Di Giuseppe Straniero, Presidente Previndai

Quando si sceglie un investimento previdenziale è fondamentale considerare l’orizzonte temporale davanti a sé. Fare la scelta giusta può influenzare, anche sensibilmente, il risultato finale. Come emerge anche dall’ultima Nota Covip sul 2023 dei fondi pensione: le performance dei vari comparti sono molto diverse tra loro se si traguardano i dieci anni di osservazione

Si dice sempre che la previdenza complementare è un investimento di lungo periodo e certamente è così, vista la particolare natura del risparmio previdenziale. So che queste parole, dette o scritte da un Presidente di fondo pensione, quale io sono, o da altre professionalità del nostro mondo, possono assumere il sapore di uno slogan. Ma si può dire lo stesso quando su questo orizzonte si basano le considerazioni della Commissione di Vigilanza sui Fondi Pensione, la Covip? 

Nella recente Nota riassuntiva sui dati 2023 relativi al comparto dei Fondi pensione l’Autorità si sofferma proprio sul confronto a dieci anni tra le varie forme complementari, rispetto anche al Trattamento di fine rapporto (Tfr). Bene, i dati evidenziano che tutte le forme di previdenza complementare, tra inizio 2014 e fine 2023, hanno fatto come, o meglio, della rivalutazione del Tfr lasciato in azienda, che pure ha beneficiato della fiammata inflazionistica del 2022, ancora non completamente riassorbita. 

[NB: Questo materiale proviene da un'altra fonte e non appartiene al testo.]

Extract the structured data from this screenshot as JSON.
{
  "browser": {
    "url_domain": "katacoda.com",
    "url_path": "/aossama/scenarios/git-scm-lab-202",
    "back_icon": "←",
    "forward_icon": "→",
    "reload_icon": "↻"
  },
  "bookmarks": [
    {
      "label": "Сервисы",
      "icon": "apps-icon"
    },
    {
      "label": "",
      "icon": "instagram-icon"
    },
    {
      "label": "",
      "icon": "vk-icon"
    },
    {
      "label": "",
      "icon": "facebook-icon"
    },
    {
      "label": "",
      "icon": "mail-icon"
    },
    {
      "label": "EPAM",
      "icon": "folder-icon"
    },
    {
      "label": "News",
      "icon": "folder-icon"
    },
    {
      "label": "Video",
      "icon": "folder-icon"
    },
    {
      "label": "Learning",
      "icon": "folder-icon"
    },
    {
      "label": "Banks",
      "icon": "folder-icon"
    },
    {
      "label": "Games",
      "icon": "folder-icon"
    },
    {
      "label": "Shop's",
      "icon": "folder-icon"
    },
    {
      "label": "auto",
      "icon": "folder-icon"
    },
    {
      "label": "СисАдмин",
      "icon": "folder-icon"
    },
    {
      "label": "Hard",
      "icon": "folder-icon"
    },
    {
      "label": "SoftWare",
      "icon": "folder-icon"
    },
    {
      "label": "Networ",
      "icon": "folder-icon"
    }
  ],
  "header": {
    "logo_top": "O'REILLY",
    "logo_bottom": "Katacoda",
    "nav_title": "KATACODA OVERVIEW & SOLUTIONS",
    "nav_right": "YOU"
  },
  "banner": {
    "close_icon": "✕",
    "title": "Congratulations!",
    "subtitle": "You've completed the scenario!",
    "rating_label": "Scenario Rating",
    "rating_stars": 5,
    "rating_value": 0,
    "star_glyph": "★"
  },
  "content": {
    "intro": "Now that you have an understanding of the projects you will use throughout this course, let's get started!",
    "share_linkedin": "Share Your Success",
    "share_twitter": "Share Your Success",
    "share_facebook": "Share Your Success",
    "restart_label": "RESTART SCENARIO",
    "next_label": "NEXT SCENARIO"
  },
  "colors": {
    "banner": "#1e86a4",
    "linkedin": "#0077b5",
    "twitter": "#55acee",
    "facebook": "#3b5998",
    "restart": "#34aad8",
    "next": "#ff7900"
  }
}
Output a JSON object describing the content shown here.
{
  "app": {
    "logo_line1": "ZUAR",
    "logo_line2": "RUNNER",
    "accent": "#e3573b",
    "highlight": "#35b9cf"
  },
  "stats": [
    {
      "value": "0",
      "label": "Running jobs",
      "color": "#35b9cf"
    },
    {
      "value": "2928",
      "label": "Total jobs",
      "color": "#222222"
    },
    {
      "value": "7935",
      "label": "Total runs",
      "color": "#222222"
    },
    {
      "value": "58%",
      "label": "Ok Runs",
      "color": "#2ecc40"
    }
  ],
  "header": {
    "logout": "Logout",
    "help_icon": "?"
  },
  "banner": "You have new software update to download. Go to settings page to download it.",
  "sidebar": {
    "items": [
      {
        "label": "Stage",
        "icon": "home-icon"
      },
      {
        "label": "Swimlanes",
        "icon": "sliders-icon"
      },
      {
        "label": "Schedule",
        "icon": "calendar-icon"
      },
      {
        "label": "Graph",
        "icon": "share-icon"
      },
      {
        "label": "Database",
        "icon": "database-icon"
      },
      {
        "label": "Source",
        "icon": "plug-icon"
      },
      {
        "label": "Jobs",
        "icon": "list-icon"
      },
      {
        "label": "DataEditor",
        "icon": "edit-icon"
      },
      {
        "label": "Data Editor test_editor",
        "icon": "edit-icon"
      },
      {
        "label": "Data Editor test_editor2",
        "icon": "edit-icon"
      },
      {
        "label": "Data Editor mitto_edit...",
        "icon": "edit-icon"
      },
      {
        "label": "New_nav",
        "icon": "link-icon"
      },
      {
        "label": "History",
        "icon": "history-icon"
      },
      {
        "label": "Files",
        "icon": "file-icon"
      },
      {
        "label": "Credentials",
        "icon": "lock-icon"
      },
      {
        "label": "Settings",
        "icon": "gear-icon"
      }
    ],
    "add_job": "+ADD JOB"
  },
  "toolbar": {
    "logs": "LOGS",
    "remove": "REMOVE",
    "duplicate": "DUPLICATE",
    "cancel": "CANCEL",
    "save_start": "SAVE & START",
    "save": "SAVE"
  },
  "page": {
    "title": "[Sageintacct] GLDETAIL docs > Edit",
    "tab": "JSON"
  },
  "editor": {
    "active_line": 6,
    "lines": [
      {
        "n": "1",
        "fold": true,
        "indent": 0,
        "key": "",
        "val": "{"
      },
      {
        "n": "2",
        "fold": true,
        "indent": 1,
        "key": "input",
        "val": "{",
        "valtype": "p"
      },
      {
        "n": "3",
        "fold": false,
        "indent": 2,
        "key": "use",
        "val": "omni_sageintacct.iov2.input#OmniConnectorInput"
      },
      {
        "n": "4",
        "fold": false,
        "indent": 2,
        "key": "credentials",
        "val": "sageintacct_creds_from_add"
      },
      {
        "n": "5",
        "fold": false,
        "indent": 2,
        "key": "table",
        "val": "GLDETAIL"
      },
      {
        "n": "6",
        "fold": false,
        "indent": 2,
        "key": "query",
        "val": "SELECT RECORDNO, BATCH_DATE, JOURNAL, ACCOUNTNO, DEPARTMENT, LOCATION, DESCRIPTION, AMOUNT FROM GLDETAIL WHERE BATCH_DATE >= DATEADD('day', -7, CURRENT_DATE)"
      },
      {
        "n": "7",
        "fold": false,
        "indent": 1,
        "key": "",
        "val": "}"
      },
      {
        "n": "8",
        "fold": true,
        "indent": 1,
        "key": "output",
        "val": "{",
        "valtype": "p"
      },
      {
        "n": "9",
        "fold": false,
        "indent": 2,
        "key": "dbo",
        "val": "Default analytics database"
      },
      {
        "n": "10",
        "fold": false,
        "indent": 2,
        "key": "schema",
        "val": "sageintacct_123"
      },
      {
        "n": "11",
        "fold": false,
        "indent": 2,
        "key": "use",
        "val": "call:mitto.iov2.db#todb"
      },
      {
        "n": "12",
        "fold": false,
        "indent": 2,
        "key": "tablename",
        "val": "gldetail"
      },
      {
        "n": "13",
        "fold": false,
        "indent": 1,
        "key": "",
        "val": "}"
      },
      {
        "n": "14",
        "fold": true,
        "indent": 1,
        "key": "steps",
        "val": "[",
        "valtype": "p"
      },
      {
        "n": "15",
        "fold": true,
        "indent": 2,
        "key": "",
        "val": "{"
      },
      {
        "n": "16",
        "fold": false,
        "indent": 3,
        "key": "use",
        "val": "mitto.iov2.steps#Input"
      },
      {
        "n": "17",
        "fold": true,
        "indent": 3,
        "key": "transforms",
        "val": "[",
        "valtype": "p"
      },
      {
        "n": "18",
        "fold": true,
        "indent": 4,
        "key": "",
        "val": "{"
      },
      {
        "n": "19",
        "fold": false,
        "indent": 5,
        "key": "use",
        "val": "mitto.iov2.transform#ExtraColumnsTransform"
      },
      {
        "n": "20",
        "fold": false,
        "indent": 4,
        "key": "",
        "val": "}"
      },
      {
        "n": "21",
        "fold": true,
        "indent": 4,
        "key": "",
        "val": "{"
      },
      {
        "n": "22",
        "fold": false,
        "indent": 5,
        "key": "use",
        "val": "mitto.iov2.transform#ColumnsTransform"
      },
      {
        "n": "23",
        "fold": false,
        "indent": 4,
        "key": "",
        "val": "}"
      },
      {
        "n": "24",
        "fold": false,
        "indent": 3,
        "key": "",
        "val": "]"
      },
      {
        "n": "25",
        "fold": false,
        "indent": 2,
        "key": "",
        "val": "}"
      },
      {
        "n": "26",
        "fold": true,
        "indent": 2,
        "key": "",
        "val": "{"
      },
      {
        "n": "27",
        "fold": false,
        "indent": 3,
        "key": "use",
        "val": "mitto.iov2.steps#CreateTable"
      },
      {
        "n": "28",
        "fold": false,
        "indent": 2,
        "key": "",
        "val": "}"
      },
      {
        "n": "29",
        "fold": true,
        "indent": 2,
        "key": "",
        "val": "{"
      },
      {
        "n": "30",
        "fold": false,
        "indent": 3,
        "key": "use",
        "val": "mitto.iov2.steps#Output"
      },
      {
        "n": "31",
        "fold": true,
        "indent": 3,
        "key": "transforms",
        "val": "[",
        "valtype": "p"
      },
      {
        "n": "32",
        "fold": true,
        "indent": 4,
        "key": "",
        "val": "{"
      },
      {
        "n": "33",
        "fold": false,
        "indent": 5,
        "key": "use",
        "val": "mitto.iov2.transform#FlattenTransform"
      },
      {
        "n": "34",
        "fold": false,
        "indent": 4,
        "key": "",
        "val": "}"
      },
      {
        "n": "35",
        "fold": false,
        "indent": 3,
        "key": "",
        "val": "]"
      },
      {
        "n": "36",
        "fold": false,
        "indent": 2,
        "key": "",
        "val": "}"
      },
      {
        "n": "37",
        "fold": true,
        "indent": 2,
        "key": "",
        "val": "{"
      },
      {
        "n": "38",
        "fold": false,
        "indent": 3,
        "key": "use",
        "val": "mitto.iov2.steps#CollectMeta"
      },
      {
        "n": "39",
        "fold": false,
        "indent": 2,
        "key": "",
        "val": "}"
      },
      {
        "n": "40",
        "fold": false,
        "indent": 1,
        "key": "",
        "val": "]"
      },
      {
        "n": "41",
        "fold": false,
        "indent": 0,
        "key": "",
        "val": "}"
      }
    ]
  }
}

In particolare, il trattamento di fine rapporto segna un +2,4%, con i fondi negoziali allo stesso livello e fondi aperti e pip rispettivamente al +2,5% e il +2,7%. In questo contesto, analizzando più in profondità i dati Covip, emerge però che le linee azionarie di tutte le tipologie di previdenza complementare sono andate ben oltre la rivalutazione del Tfr, con un rendimento tra il 4% e il 4,5% medio annuo composto. Anche i comparti bilanciati sono rimasti tra il 2% e il 3%, mentre le linee garantite si sono attestate attorno allo 0% o poco sopra. 

Cosa ci dice questa analisi? Ci ricorda un assioma basilare della finanza, valido ancora di più per gli investimenti previdenziali: che l’orizzonte temporale è una variabile importantissima quando si sceglie dove allocare il risparmio. Il principio base per il quale a un maggior rendimento segue un maggior rischio, infatti, vale anche per i comparti dei fondi pensione (che pure quando aggressivi non sono mai speculativi). E quindi, come i dati a dieci anni di Covip evidenziano, avendo davanti a se un orizzonte di contribuzione alla previdenza complementare di almeno dieci anni, la scelta più razionale sarebbe quella di posizionarsi su un comparto azionario, piuttosto che accontentarsi della salvaguardia del capitale che viene assicurata da un comparto garantito. Ovviamente andando avanti con gli anni è vero il contrario: la necessità è quella di mettere al ‘riparo’ quanto raccolto nel salvadanaio previdenziale fino a quel momento, scegliendo appunto i compartiti garantiti, in grado di proteggere dalle oscillazioni di mercato e quindi dalle perdite di valore. 

E questo ragionamento, che certamente va calato nella situazione economico-patrimoniale generale e nella propensione al rischio di ognuno, diventa sempre più importante quanto più si rende necessario avvicinare i giovani alla previdenza complementare. Perché uno dei vantaggi del risparmio previdenziale è proprio quello di poter ‘rischiare ragionevolmente’ in gioventù, potendo sempre contare sull’oculatezza di un investitore istituzionale come un fondo pensione, per garantirsi una pensione di scorta che a fine carriera sia più della somma algebrica di quanto versato negli anni. E che sia necessario insistere sulla diffusione di una cultura previdenziale tra i neoassunti è fuor di dubbio, visto che solo il 18% dei circa 9 milioni di iscritti alla previdenza complementare in Italia ha meno di 35 anni. 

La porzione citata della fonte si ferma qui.